Link Search Menu Expand Document

No Data Without Metadata

urn:js:virtue:aspire:principle:1.1

TL;DR

New data feeds will not be accepted for ingestion unless the appropriate metadata is provided.

Rational

New data feeds will not be accepted for ingestion unless the appropriate metadata is provided. In addition, metadata must also be provided for datasets and/or data elements that have been subsequently created and/or derived from the received data. This applies to the full cycle from initial receipt through to provisioning. Note: Appendix 5.1 provides an outline of the various types of metadata that will be required.
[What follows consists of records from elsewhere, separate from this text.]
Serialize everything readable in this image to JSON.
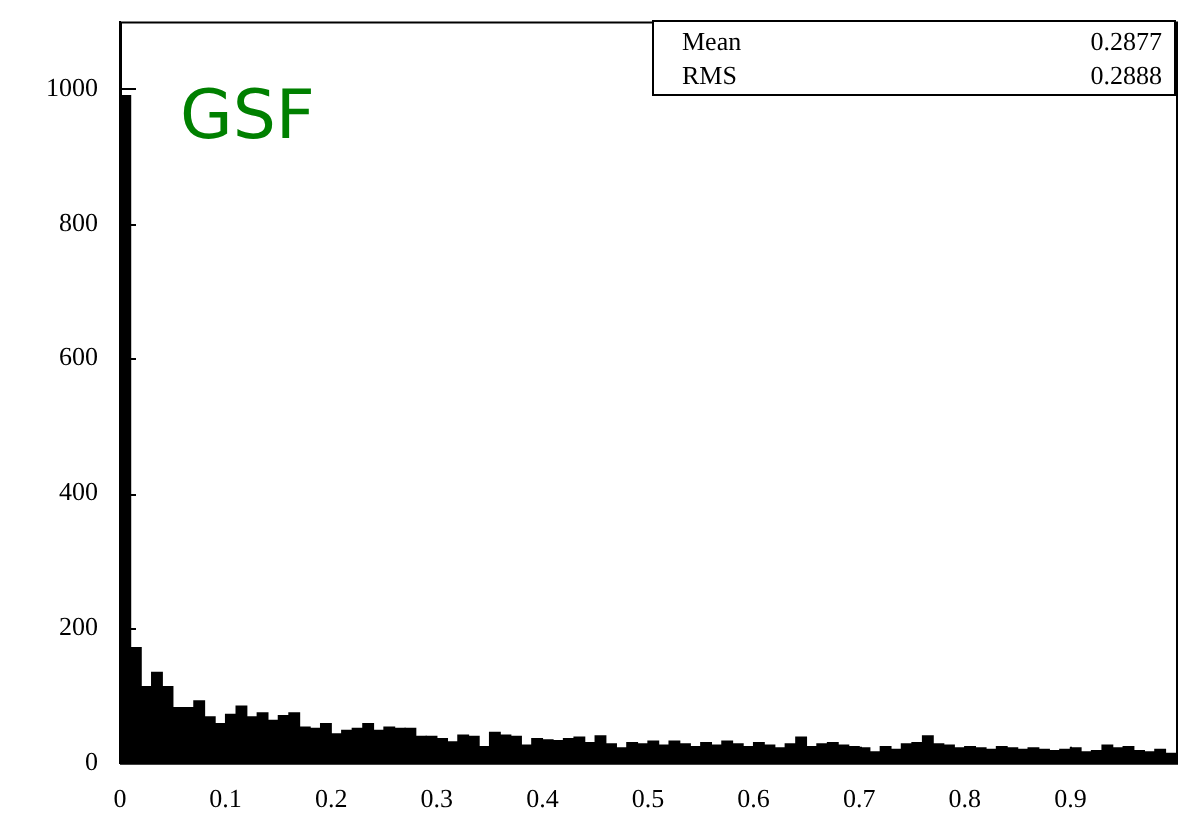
{
  "chart_data": {
    "type": "histogram",
    "title": "GSF",
    "annotations": [
      "Mean",
      "0.2877",
      "RMS",
      "0.2888"
    ],
    "bins": [
      0,
      0.01,
      0.02,
      0.03,
      0.04,
      0.05,
      0.06,
      0.07,
      0.08,
      0.09,
      0.1,
      0.11,
      0.12,
      0.13,
      0.14,
      0.15,
      0.16,
      0.17,
      0.18,
      0.19,
      0.2,
      0.21,
      0.22,
      0.23,
      0.24,
      0.25,
      0.26,
      0.27,
      0.28,
      0.29,
      0.3,
      0.31,
      0.32,
      0.33,
      0.34,
      0.35,
      0.36,
      0.37,
      0.38,
      0.39,
      0.4,
      0.41,
      0.42,
      0.43,
      0.44,
      0.45,
      0.46,
      0.47,
      0.48,
      0.49,
      0.5,
      0.51,
      0.52,
      0.53,
      0.54,
      0.55,
      0.56,
      0.57,
      0.58,
      0.59,
      0.6,
      0.61,
      0.62,
      0.63,
      0.64,
      0.65,
      0.66,
      0.67,
      0.68,
      0.69,
      0.7,
      0.71,
      0.72,
      0.73,
      0.74,
      0.75,
      0.76,
      0.77,
      0.78,
      0.79,
      0.8,
      0.81,
      0.82,
      0.83,
      0.84,
      0.85,
      0.86,
      0.87,
      0.88,
      0.89,
      0.9,
      0.91,
      0.92,
      0.93,
      0.94,
      0.95,
      0.96,
      0.97,
      0.98,
      0.99,
      1
    ],
    "values": [
      990,
      171,
      113,
      134,
      113,
      82,
      82,
      92,
      68,
      58,
      72,
      84,
      68,
      74,
      63,
      70,
      74,
      53,
      51,
      58,
      43,
      48,
      51,
      58,
      48,
      53,
      51,
      51,
      39,
      39,
      36,
      31,
      41,
      39,
      24,
      45,
      41,
      39,
      26,
      36,
      34,
      33,
      36,
      38,
      30,
      40,
      28,
      22,
      30,
      28,
      32,
      26,
      32,
      28,
      24,
      30,
      26,
      32,
      28,
      24,
      30,
      26,
      22,
      28,
      38,
      24,
      28,
      30,
      26,
      24,
      22,
      16,
      24,
      20,
      28,
      30,
      40,
      28,
      26,
      22,
      24,
      22,
      20,
      24,
      22,
      20,
      22,
      20,
      18,
      20,
      22,
      16,
      18,
      26,
      22,
      24,
      18,
      16,
      20,
      14
    ],
    "color": "#000000",
    "xlim": [
      0,
      1
    ],
    "xticks": [
      0,
      0.1,
      0.2,
      0.3,
      0.4,
      0.5,
      0.6,
      0.7,
      0.8,
      0.9
    ],
    "ylim": [
      0,
      1100
    ],
    "yticks": [
      0,
      200,
      400,
      600,
      800,
      1000
    ],
    "grid": false,
    "legend": false
  }
}
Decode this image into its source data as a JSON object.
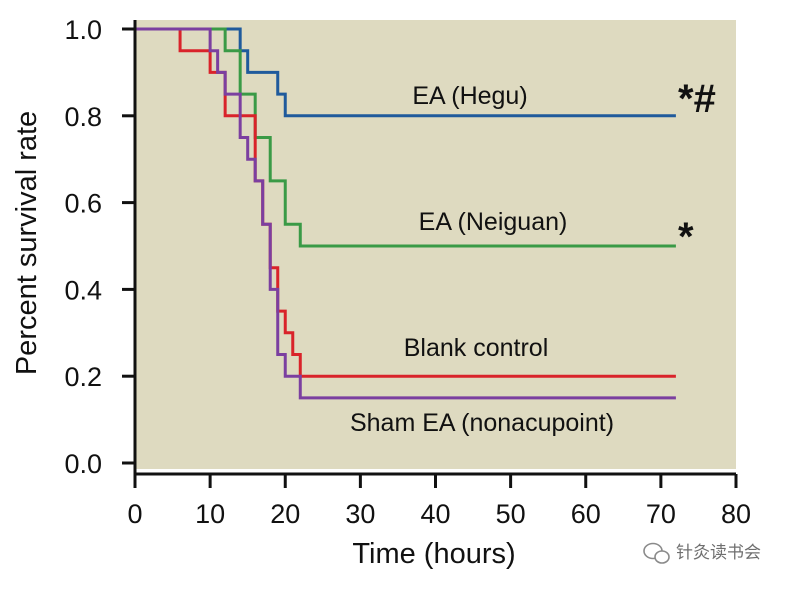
{
  "chart_data": {
    "type": "line",
    "step": true,
    "xlabel": "Time (hours)",
    "ylabel": "Percent survival rate",
    "xlim": [
      0,
      80
    ],
    "ylim": [
      0,
      1.0
    ],
    "x_ticks": [
      0,
      10,
      20,
      30,
      40,
      50,
      60,
      70,
      80
    ],
    "y_ticks": [
      "0.0",
      "0.2",
      "0.4",
      "0.6",
      "0.8",
      "1.0"
    ],
    "grid": false,
    "background_color": "#dedac0",
    "series": [
      {
        "name": "EA (Hegu)",
        "color": "#1f5a9c",
        "annotation": "*#",
        "x": [
          0,
          14,
          15,
          17,
          19,
          20,
          72
        ],
        "y": [
          1.0,
          0.95,
          0.9,
          0.9,
          0.85,
          0.8,
          0.8
        ]
      },
      {
        "name": "EA (Neiguan)",
        "color": "#3a9a46",
        "annotation": "*",
        "x": [
          0,
          12,
          14,
          16,
          18,
          20,
          22,
          72
        ],
        "y": [
          1.0,
          0.95,
          0.85,
          0.75,
          0.65,
          0.55,
          0.5,
          0.5
        ]
      },
      {
        "name": "Blank control",
        "color": "#d9232a",
        "annotation": "",
        "x": [
          0,
          6,
          10,
          12,
          16,
          17,
          18,
          19,
          20,
          21,
          22,
          72
        ],
        "y": [
          1.0,
          0.95,
          0.9,
          0.8,
          0.65,
          0.55,
          0.45,
          0.35,
          0.3,
          0.25,
          0.2,
          0.2
        ]
      },
      {
        "name": "Sham EA (nonacupoint)",
        "color": "#7b3fa0",
        "annotation": "",
        "x": [
          0,
          10,
          11,
          12,
          14,
          15,
          16,
          17,
          18,
          19,
          20,
          22,
          72
        ],
        "y": [
          1.0,
          0.95,
          0.9,
          0.85,
          0.75,
          0.7,
          0.65,
          0.55,
          0.4,
          0.25,
          0.2,
          0.15,
          0.15
        ]
      }
    ]
  },
  "watermark": {
    "text": "针灸读书会",
    "icon": "wechat-icon"
  }
}
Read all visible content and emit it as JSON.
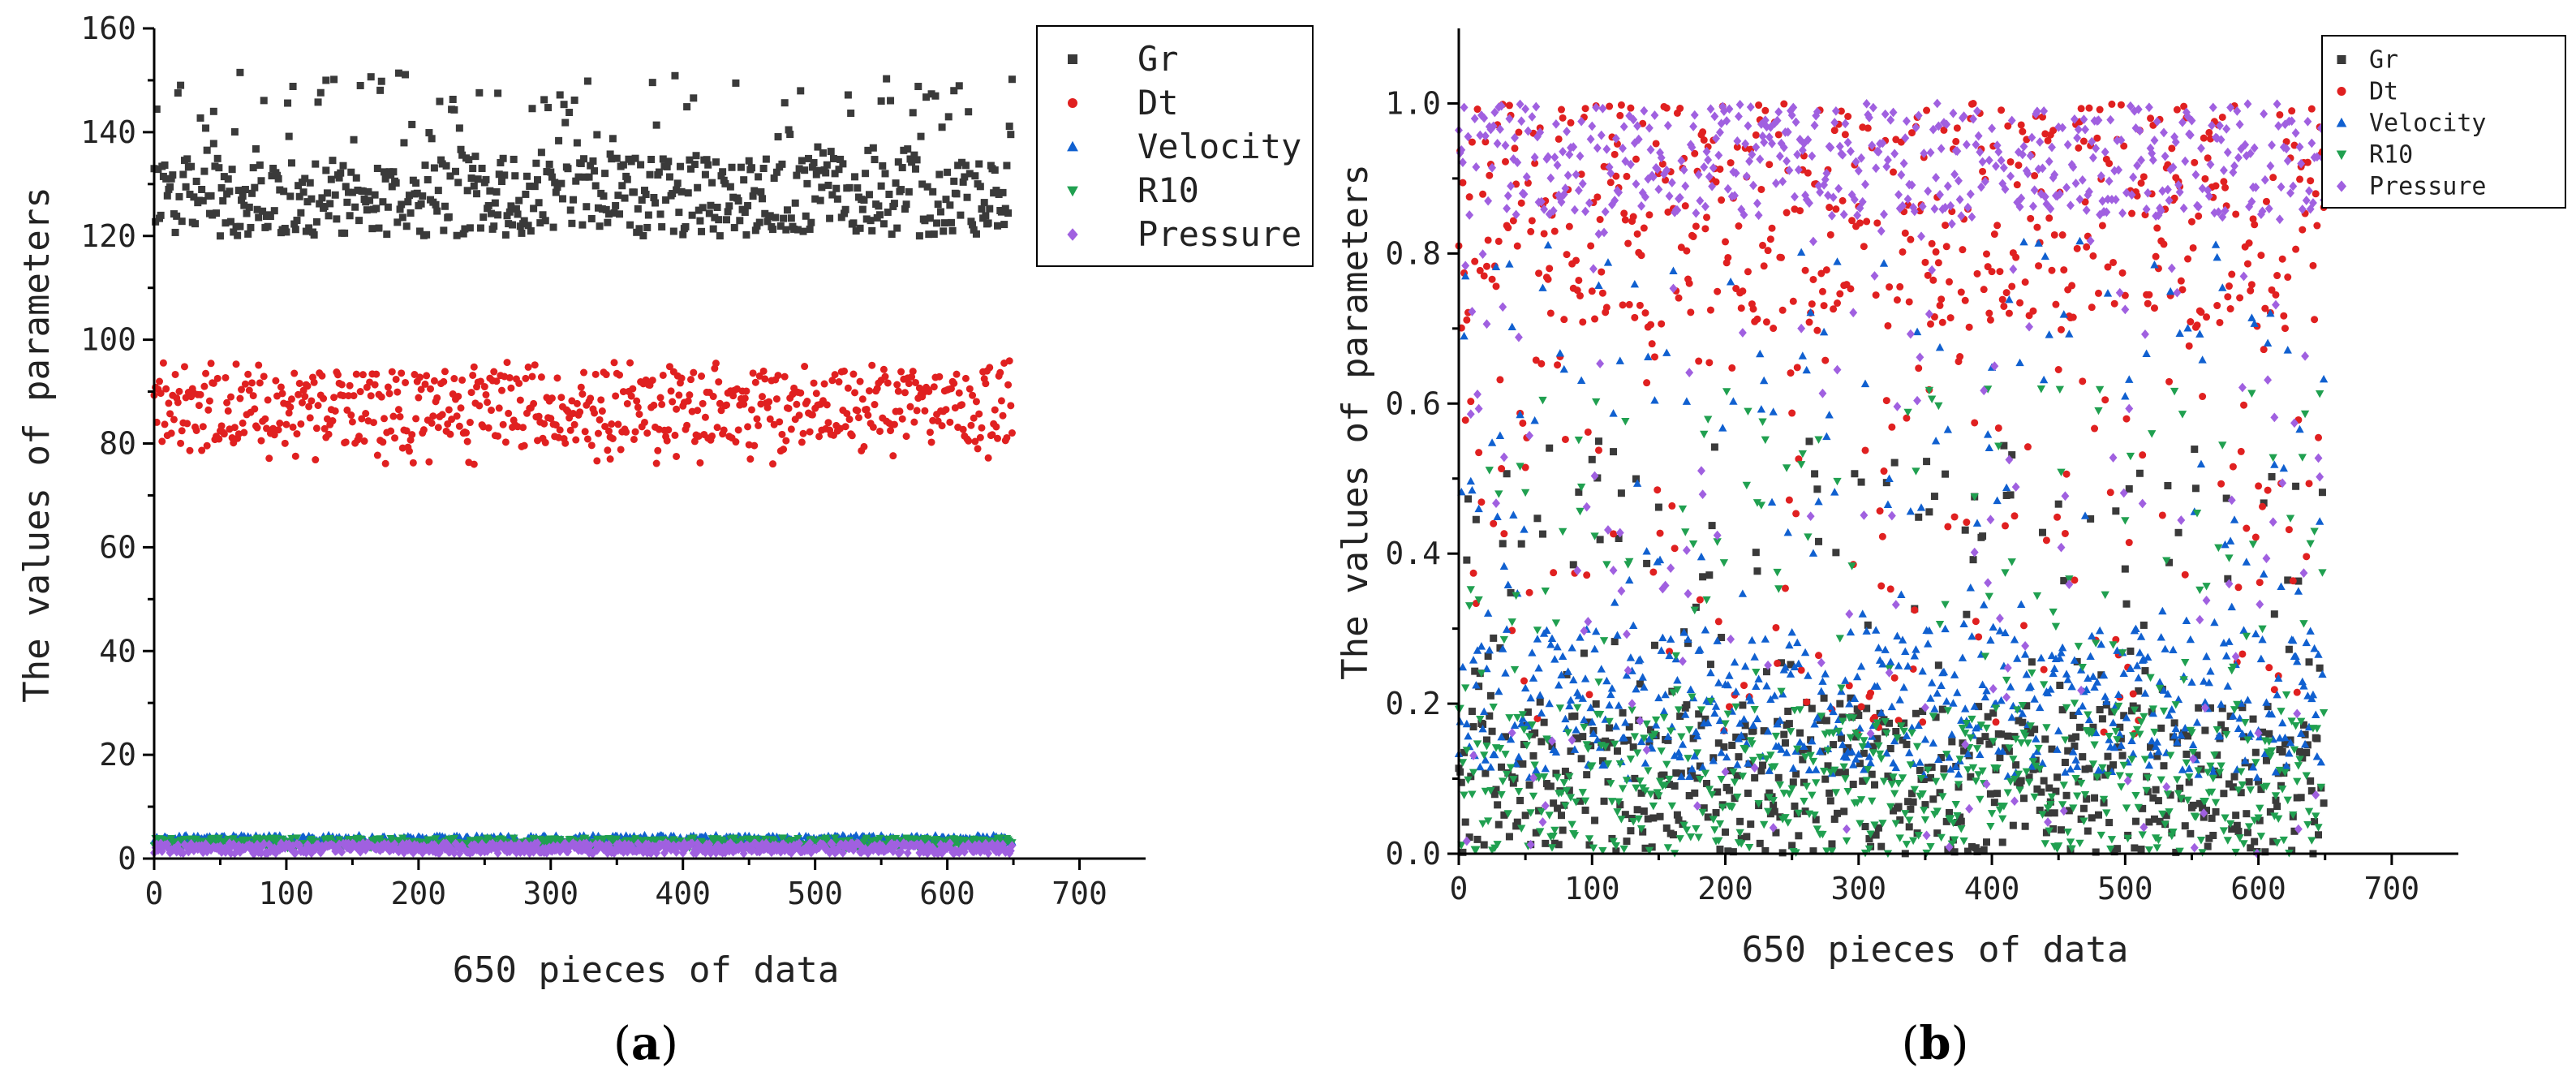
{
  "chart_data": [
    {
      "type": "scatter",
      "panel_label": "a",
      "xlabel": "650 pieces of data",
      "ylabel": "The values of parameters",
      "xlim": [
        0,
        750
      ],
      "ylim": [
        0,
        160
      ],
      "xticks": [
        0,
        100,
        200,
        300,
        400,
        500,
        600,
        700
      ],
      "yticks": [
        0,
        20,
        40,
        60,
        80,
        100,
        120,
        140,
        160
      ],
      "n_points": 650,
      "grid": false,
      "legend_position": "top-right",
      "series": [
        {
          "name": "Gr",
          "marker": "square",
          "color": "#3a3a3a",
          "value_range": [
            120,
            152
          ],
          "dense_range": [
            120,
            135
          ],
          "outliers": [
            [
              65,
              151.5
            ],
            [
              130,
              150
            ],
            [
              605,
              148
            ],
            [
              260,
              147.5
            ],
            [
              550,
              146
            ],
            [
              45,
              144
            ]
          ]
        },
        {
          "name": "Dt",
          "marker": "circle",
          "color": "#e02020",
          "value_range": [
            76,
            96
          ],
          "dense_range": [
            80,
            94
          ],
          "outliers": [
            [
              242,
              76
            ],
            [
              345,
              77
            ],
            [
              395,
              77.5
            ]
          ]
        },
        {
          "name": "Velocity",
          "marker": "triangle-up",
          "color": "#1060d0",
          "value_range": [
            2.5,
            4.5
          ]
        },
        {
          "name": "R10",
          "marker": "triangle-down",
          "color": "#20a050",
          "value_range": [
            2,
            4
          ]
        },
        {
          "name": "Pressure",
          "marker": "diamond",
          "color": "#a060e0",
          "value_range": [
            1,
            3
          ]
        }
      ]
    },
    {
      "type": "scatter",
      "panel_label": "b",
      "xlabel": "650 pieces of data",
      "ylabel": "The values of parameters",
      "xlim": [
        0,
        750
      ],
      "ylim": [
        0,
        1.1
      ],
      "xticks": [
        0,
        100,
        200,
        300,
        400,
        500,
        600,
        700
      ],
      "yticks": [
        0.0,
        0.2,
        0.4,
        0.6,
        0.8,
        1.0
      ],
      "ytick_labels": [
        "0.0",
        "0.2",
        "0.4",
        "0.6",
        "0.8",
        "1.0"
      ],
      "n_points": 650,
      "grid": false,
      "legend_position": "top-right",
      "series": [
        {
          "name": "Gr",
          "marker": "square",
          "color": "#3a3a3a",
          "value_range": [
            0,
            0.55
          ],
          "dense_range": [
            0,
            0.2
          ]
        },
        {
          "name": "Dt",
          "marker": "circle",
          "color": "#e02020",
          "value_range": [
            0.15,
            1.0
          ],
          "dense_range": [
            0.7,
            1.0
          ]
        },
        {
          "name": "Velocity",
          "marker": "triangle-up",
          "color": "#1060d0",
          "value_range": [
            0.1,
            0.82
          ],
          "dense_range": [
            0.1,
            0.3
          ]
        },
        {
          "name": "R10",
          "marker": "triangle-down",
          "color": "#20a050",
          "value_range": [
            0,
            0.62
          ],
          "dense_range": [
            0,
            0.2
          ]
        },
        {
          "name": "Pressure",
          "marker": "diamond",
          "color": "#a060e0",
          "value_range": [
            0,
            1.0
          ],
          "dense_range": [
            0.85,
            1.0
          ]
        }
      ]
    }
  ]
}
Metadata is needed to correctly and efficiently manage the ingestion, storage and subsequent usage of the data. The key drivers are:

  • Data provenance & lineage – The metadata will provide data provenance as well as business and technical lineage of the ingested datasets and data elements.
  • Impact assessment – The lineage will allow timely and cost effective technical assurance for any change projects, impact assessment or any new projects.
  • Data classification – The metadata will facilitate the categorisation of new data elements in business terminology, the identification of synonyms, security and sensitivity classifications as well as further enrichment by attaching business metadata and workflow for data stewardship.
  • Data discovery – Metadata will enable the users to search and explore datasets based upon concepts, variable names and links to similar concepts (semantics etc.) which will be particularly important for data science/exploration.
  • Data governance – A good understanding of the data will expedite the addressing of data quality issues as well as the enforcement of data security and privacy requirements.
  • Process resilience – Data processing can adapt to changes in source data structures.

Implications

The potential implications are:

  • User access – Users will not have access to data unless metadata is provided.
  • Upfront effort – The organisation as a whole will need to invest in the creation and management of metadata.
  • Understand business process – Both the upstream data sourcing team and the downstream developers must understand the relationship between business process and data in order to be able to allow the ingestion of meaningful metadata. This is part of treating data as an asset.
  • Standards & guidelines – Need to define robust standards and guidelines for creating, processing, provisioning and subsequently disseminating metadata.
  • Effective metadata governance – Governance processes and policies need to be in place to ensure that metadata is managed efficiently and effectively.
  • Solutions and processes – Solutions and processes need to be put in place for the effective and efficient collation and management as well as search, discovery and utilisation of metadata.